Others, like Nadeem Ahmed, MD, CMIO at The Valley Health System in Paramus, NJ, are redefining the job itself. His team is restructuring the role of informaticists “from being ‘support’ driven to being more proactive in seeking solutions to ongoing clinical challenges,” he said. That means tackling alert fatigue, documentation burden and other longstanding irritants, while preparing leaders to evaluate the AI features vendors are rapidly rolling out.
“Rather than creating new informatics roles, I opt to reinvent, restructure and grow our current roles to answer the needs of today and plans for tomorrow,” he said.
But not everyone agrees the current system can handle the coming wave. Bonnie Boles, MD, RN, CMIO at Tanner Health in Carrollton, Ga., said most community hospitals lack the resources of academic centers.
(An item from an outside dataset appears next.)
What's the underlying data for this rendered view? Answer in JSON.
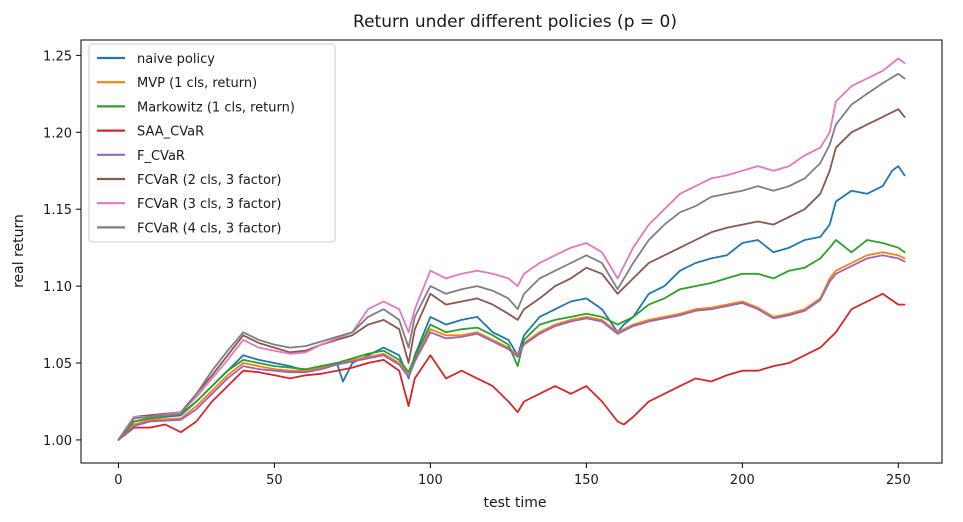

“Employing teams of AI scientists isn’t feasible for us,” she said. “In our world, the best path forward is a new kind of leader already emerging: a chief AI officer who deeply understands healthcare and can safely guide how AI is integrated into clinical workflows.”
John Potts, DO, CMIO of Main Line Health in Radnor, Pa, echoed that sentiment. While he sees a “clear need for new roles like physician-algorithm specialists” — he acknowledges smaller systems may never be able to afford them. Benjamin Slovis, MD, at Temple University Hospital in Philadelphia is altogether skeptical. For him, the priority is building community and mentorship, urging junior faculty to pursue board certification and participate in governance.
“Understanding clinical workflows and acting as a bridge between clinical practice and technical solutions is the most important aspect of this role,” he said.
Some organizations are experimenting with new pathways. Adventist Health, based in Roseville, Calif., runs physician builder programs and structured mentorship while pushing for leaders with “strong data skills who can apply AI responsibly at the point of care,” said its CMIO, Amer Saati, MD, PhD.
Parkview Health in Fort Wayne, Ind., meanwhile, is letting clinicians sharpen Epic’s AI tools directly.
“In many ways, our physician builders already bridge that gap between algorithms and the front lines,” said Parkview Health CMIO Mark Mabus, MD. “The future just scales it up.”
Even in smaller settings, leaders see opportunity. At Archbold Medical Center in Thomasville, Ga., Kendall Wyatt, MD, RN, vice president of information services and chief information officer, said the focus is on two deceptively simple principles: understanding the problem and the current and future states of clinical workflow. At Cayuga Health in Ithaca, N.Y., which went live on Epic just six months ago, CMIO John-Paul Mead, MD, is already looking beyond his own role. He envisions physician and nurse informaticists, and soon provider-analysts, who can help meet the demands of value-based care.
The responses reveal no single blueprint for the future. Some systems are investing in new roles, others are doubling down on education and mentorship. What unites them is the recognition that AI is no longer abstract — and that the responsibility for making it safe and useful will fall to tomorrow’s informatics leaders.